David Walsh wins case against stepmother over lotto winnings

David Walsh wins case against stepmother over lotto winnings

David Walsh, who sued his stepmother for a share in a Lotto jackpot he was part of has won his case and will walk away with £480,000 - a one-sixth share of the £2.9million Lotto win.

Walsh took his case to the High Court in Ireland which ruled in his favour on Thursday. Mr. Justice Richard Humphreys ruled that Walsh was part of the syndicate and co-owner of the winning ticket and was entitled to approximately £480,000 share of the jackpot.

Walsh, who was one of six signatories on the back of the winning ticket, sued his stepmother Mary Walsh, who was married to his late father Peter Walsh, claiming he was entitled to a one-sixth share.

The judge said evidence given by Walsh’s stepmother Mary Walsh during the seven-day hearing was “not credible”, contained “self-contradiction” and was “unreliable”.

Outside court following the ruling Walsh was seen looking delighted.

In court, he claimed that his late father had told him after the win that he would be looked after and would not have to worry about money ever again. However, he did not get his share after his father died.

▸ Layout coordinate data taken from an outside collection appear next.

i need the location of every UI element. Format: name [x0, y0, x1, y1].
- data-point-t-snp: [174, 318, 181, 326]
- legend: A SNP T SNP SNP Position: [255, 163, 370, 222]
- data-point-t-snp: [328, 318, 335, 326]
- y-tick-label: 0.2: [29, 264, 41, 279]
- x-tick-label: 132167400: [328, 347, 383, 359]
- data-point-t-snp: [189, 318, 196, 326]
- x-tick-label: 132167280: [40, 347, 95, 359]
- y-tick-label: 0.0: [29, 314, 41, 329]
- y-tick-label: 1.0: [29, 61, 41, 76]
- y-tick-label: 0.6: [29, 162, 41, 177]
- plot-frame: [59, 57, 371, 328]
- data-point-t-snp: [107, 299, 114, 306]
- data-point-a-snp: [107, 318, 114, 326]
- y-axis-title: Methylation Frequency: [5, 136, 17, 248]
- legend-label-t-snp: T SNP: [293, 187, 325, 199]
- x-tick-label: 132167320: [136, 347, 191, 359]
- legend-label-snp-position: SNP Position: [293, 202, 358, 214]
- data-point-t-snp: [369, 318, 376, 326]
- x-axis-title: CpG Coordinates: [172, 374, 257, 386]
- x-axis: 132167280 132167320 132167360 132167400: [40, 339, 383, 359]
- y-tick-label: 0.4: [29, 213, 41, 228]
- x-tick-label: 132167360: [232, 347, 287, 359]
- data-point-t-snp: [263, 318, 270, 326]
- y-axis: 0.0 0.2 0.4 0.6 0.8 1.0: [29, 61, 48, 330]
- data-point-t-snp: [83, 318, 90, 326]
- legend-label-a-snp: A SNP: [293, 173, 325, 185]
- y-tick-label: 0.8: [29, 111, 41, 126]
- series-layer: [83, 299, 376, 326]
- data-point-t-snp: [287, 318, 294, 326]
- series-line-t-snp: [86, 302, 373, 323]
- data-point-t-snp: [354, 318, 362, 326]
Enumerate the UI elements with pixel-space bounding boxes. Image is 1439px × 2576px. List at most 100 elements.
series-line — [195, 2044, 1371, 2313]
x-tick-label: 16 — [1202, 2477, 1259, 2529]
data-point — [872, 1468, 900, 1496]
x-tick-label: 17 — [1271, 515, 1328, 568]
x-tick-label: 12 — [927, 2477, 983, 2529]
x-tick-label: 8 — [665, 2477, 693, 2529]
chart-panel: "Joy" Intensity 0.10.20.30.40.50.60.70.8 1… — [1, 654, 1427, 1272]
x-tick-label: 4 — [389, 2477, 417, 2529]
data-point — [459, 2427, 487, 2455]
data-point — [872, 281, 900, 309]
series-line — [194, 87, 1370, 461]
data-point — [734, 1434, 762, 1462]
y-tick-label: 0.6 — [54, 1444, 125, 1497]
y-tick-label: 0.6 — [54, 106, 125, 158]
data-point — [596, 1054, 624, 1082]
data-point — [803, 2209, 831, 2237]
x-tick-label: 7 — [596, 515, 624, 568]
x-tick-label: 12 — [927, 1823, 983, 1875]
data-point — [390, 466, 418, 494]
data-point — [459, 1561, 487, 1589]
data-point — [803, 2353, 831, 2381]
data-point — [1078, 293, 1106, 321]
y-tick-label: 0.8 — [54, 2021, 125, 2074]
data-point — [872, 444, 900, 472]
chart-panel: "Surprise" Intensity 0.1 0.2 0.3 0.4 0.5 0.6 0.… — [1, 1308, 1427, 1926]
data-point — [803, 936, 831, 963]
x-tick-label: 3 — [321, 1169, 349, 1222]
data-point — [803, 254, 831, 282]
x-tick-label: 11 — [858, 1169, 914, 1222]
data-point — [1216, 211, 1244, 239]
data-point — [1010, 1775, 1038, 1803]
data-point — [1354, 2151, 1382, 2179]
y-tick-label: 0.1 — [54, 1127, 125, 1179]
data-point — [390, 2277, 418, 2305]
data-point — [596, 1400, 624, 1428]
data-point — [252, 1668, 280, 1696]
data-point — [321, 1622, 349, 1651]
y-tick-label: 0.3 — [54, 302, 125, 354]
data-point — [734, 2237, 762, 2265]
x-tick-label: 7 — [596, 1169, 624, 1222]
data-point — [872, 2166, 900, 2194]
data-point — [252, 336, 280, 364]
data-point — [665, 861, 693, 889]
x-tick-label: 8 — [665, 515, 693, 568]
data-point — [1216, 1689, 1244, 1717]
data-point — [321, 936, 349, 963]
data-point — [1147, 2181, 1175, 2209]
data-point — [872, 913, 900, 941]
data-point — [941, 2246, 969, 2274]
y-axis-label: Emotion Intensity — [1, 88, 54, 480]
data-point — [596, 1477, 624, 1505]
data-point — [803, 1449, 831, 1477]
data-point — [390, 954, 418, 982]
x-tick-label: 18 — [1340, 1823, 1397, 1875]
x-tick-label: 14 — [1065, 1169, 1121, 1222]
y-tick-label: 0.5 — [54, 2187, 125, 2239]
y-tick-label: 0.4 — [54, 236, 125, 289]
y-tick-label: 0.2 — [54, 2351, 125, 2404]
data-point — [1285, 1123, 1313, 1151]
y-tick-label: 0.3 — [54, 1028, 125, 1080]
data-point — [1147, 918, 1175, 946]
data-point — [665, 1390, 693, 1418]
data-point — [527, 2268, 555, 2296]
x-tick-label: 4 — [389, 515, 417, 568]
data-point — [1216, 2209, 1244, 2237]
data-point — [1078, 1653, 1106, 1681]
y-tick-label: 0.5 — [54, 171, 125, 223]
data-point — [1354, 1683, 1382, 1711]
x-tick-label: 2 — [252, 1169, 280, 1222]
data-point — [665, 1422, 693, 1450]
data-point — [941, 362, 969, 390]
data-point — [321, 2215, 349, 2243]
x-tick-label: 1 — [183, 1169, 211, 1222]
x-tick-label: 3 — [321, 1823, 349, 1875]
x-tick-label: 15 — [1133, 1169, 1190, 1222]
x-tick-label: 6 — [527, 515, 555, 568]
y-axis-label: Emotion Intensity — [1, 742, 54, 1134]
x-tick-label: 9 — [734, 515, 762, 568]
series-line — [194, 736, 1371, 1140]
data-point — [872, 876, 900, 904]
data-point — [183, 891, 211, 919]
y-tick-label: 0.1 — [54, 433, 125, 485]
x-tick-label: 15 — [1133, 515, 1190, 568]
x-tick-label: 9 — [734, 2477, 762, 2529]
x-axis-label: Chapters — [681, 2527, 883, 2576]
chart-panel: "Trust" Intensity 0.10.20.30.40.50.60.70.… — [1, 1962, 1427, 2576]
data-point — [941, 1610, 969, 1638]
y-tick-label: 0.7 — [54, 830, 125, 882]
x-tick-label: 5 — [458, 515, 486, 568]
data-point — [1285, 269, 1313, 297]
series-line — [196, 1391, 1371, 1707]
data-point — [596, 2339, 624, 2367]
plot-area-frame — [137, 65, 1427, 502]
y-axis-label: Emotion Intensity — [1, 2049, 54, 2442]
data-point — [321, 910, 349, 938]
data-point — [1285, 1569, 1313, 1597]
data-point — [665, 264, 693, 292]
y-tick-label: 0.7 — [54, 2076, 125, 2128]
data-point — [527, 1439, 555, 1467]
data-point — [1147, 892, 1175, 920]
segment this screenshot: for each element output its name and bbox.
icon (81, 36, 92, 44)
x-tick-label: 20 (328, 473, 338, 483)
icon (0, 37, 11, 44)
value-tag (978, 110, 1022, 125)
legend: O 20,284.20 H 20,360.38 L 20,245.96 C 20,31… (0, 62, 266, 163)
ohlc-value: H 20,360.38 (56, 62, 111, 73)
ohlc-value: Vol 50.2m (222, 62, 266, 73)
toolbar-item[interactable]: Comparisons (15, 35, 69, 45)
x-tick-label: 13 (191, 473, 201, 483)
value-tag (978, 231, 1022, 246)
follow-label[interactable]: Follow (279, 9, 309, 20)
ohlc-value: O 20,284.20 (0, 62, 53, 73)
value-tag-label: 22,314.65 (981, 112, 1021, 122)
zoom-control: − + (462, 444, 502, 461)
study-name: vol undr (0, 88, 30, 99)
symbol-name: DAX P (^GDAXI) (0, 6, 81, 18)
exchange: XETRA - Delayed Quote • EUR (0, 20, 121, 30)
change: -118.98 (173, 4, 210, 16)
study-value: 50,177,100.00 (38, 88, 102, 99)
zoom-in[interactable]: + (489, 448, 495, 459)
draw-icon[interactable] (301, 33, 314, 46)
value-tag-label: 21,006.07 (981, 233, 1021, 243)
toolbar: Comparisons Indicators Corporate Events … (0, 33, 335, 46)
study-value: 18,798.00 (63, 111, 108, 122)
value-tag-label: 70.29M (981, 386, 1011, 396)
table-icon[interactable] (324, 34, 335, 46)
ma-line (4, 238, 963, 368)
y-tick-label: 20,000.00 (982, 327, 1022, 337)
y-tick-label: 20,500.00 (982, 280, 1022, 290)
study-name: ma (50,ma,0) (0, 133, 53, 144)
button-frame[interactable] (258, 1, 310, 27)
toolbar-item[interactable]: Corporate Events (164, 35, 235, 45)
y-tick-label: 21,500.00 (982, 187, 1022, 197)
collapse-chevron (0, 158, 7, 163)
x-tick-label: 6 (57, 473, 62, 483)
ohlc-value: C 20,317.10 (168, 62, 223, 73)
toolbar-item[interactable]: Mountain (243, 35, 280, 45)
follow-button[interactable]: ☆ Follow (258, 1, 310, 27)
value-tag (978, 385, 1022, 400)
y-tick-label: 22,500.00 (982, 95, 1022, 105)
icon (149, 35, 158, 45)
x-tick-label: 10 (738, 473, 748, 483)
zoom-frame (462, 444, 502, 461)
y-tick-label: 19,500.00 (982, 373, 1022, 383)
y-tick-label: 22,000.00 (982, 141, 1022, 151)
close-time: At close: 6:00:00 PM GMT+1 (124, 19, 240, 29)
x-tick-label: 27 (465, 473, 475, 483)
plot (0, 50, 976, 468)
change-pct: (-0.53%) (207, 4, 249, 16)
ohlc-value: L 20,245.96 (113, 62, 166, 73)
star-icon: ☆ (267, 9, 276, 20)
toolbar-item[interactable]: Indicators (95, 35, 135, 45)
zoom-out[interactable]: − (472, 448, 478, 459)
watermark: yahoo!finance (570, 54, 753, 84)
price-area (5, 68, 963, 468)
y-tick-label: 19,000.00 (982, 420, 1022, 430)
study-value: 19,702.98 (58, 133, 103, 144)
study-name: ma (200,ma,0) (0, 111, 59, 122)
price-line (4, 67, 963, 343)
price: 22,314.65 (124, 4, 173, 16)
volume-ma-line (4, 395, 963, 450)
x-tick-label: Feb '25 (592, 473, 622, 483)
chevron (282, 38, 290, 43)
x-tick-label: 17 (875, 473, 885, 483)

Mrs. Walsh opposed the claim and argued that she was the sole owner of the winning ticket, which was bought in Ballinasloe, Co Galway on January 22nd 2011.

She had claimed that she, her late husband and four other relatives had signed the back of the ticket to avoid paying gift tax.

The court heard that her son Jason received £257,000, her son Tony £380,000 and Kevin Black, a nephew of Peter Walsh, received £86,000.

She claimed that David Walsh was offered the option of having £171,000 from the Lotto win or the home that she and her late husband shared at Ballinasloe, but that he opted for the house. Mr. Walsh denied this.

The transfer of the property, valued at £116,000, was completed in December 2011 when Peter Walsh died.

Following the conclusion of evidence on the seventh day of the hearing Mr. Justice Humphreys said he accepted the evidence given by David Walsh as being credible, unlike the evidence given by his stepmother which the judge said had given evidence that was “fundamentally inconsistent” and that she “lied on oath”.

The judge did not accept that Mrs. Walsh was the sole owner of the winning ticket nor did the court accept her claim that her stepson had been offered the house instead of the £171,000.

Given the valuation of the house it did not make sense that David would do himself out of £55,000, the judge said.

The judge also found that the transfer of the house had nothing to do with the win, that there was no mention of the lotto win or that the transfer was being done as a result of the win in the file of the solicitor who handled the transaction.